Roland Zajmi

Personal information
- Date of birth: 6 November 1973 (age 52)
- Place of birth: Tirana, Albania
- Height: 1.77 m (5 ft 10 in)
- Position: Striker

Senior career*
- Years: Team / Apps / (Gls)
- 1993–1995: Dinamo Tirana / 61 / (23)
- 1996: Partizani Tirana / 16 / (3)
- 1996–2000: Proodeftiki / 87 / (22)
- 2000: Atromitos / 6 / (0)
- 2000–2001: Proodeftiki / 21 / (3)
- 2001–2002: Kassandra / 28 / (5)
- 2002–2004: Proodeftiki / 52 / (8)
- 2004: Apollon Limassol / 4 / (1)
- 2005–2007: Proodeftiki / 46 / (5)
- 2007–2008: Agios Dimitrios / 32 / (5)
- 2008–2009: Pierikos / 10 / (0)
- Total:  / 363 / (75)

International career^{‡}
- 1995–2000: Albania / 4 / (1)

= Roland Zajmi =

Albanian footballer

Roland Zajmi (born 6 November 1973) is an Albanian retired footballer who played the majority of his career in Greece with Proodeftiki, Atromitos, Kassandra, Agios Dimitrios and Pierikos.
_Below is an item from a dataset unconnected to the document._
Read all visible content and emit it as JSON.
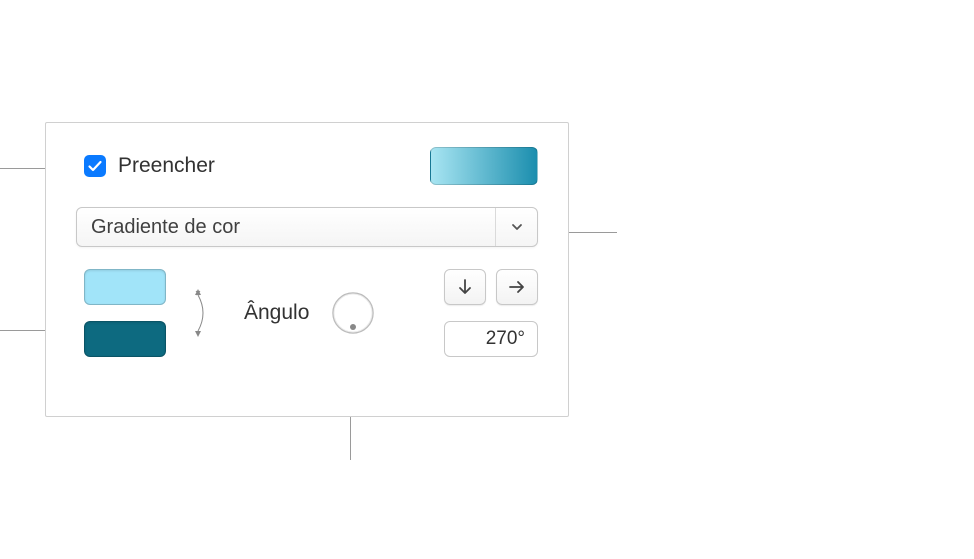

He also played for Dinamo/Olimpik Tirana and Partizani Tirana in Albania, Apollon Limassol in Cyprus as well as the Albania national team.

==Club career==
Zajmi made his senior debut for hometown club Dinamo Tirana in the 1993/94 season and signed for Greek Proodeftiki, the club where he would spend most of his career, in July 1996. He appeared in 145 Alpha Ethniki matches for Proodeftiki from 1996 through 2004.

==International career==
He made his debut for Albania in a November 1995 friendly match against Bosnia and earned a total of 4 caps, scoring 1 goal, including three friendlies in 2000. He scored against Andorra and his final international was a February 2002 Rothmans International Tournament match against Malta.